Sustainability is an interesting one, and a message that I want to focus on once I go back to teaching again in real life - in parks or a sustainable space with ethically sourced equipment and refreshments. I’m on it!
Tell me about a particular highlight you’ve had with Snugg Yoga? What are you most proud of?
I have been really fortunate and had some incredible opportunities since being in isolation including working with Asylum seekers and refugees and providing lessons for charity festivals, a particular highlight was receiving a letter from someone who said that their Snugg Yoga class was a lifeline, offering them something to look forward to at a time when they felt highly anxious, upset and stressed. I also felt privileged to be able to offer free yoga and meditation for NHS staff and other key workers - they have given so much and just being able to help them in any way has been rewarding.
Has COVID-19 impacted on your business / your way of working at all?

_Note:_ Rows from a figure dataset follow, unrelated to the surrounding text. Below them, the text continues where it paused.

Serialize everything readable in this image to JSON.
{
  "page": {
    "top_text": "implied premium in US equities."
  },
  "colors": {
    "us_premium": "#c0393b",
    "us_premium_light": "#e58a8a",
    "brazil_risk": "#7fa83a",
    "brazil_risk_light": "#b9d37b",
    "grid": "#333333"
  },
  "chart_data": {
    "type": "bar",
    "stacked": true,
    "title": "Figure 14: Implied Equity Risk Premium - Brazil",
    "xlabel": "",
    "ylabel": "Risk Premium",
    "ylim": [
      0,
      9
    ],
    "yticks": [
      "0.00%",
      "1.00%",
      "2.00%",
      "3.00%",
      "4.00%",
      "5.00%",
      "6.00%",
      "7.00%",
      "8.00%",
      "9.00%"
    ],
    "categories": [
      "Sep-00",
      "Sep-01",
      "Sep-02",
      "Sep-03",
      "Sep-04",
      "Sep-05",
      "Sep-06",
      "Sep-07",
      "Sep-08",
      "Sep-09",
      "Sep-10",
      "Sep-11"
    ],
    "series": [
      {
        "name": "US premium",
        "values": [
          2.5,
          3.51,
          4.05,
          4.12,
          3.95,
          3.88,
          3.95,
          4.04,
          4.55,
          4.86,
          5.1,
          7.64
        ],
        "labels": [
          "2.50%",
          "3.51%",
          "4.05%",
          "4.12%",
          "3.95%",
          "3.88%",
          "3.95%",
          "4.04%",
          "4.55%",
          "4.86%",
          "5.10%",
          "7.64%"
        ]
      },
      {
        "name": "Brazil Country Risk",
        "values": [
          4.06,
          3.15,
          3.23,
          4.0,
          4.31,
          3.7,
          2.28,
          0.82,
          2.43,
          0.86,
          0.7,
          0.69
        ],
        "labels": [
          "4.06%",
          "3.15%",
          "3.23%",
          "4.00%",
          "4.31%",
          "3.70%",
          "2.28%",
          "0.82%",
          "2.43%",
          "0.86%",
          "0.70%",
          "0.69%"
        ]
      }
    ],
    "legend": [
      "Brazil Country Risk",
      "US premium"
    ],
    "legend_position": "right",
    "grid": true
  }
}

Completely, I have gone from teaching in studios and to businesses in their workspaces to teaching wholly online. The people attending my classes have changed too. At the start the goal was fitness and general wellbeing, but once COVID-19 hit a lot of people wanted to join to not only ease their anxiety but also to be a part of a community at a time when many felt isolated. That is why it was important for me to offer classes for free for the first three months of lockdown and then on a PWYCan basis (with 10% going to a nominated charity each week) after those first three months.
All the charities I have worked with have been affected during lockdown and the charity classes, which in the first three months, delivered free yoga with a donation encouraged to a different charity each week, have been really popular - my biggest class had 33 people sign up! It is through these charities that I have taken part in online festivals (Forever Stars) Refugee Week (Refugee Roots), delivered chair yoga and mindfulness for carehomes and private one to one online classes.
As lockdown extends I'm continuing to offer classes on a PWYC basis as I cannot justify charging regular prices when so many people have been furloughed or let go and I wouldn’t want to. It is so much more important that people attend the classes than be missed because they couldn’t afford the class. Everyone is welcome regardless.
Credit: Angela Shepherd (@angela_luci_shepherd)
What advice would you give for other mothers who are considering starting their own business?
I haven’t met a mother yet who doesn’t realise how special she really is. So I would say value yourself. This is advice that is, of course, easier said than done, but there are ways in which you may be able do this:
- Find free courses to enhance your education, to give you the confidence to speak up (Open University has lots of great online courses such as starting your own business).
- Don’t apologise for wanting to speak up, try and avoid starting an email with ‘no worries if not but…’, and don’t undersell yourself for fear of asking seeming too cheeky.
- Make diversity a value for your company, don’t be afraid to change your opinion when faced with new information and finally value and support community. When I first started to grow, my outreach goal was growing my social media channels, but my most loyal customers are those on my own doorstep, people from local businesses and charities that I have worked with who now join my classes every week.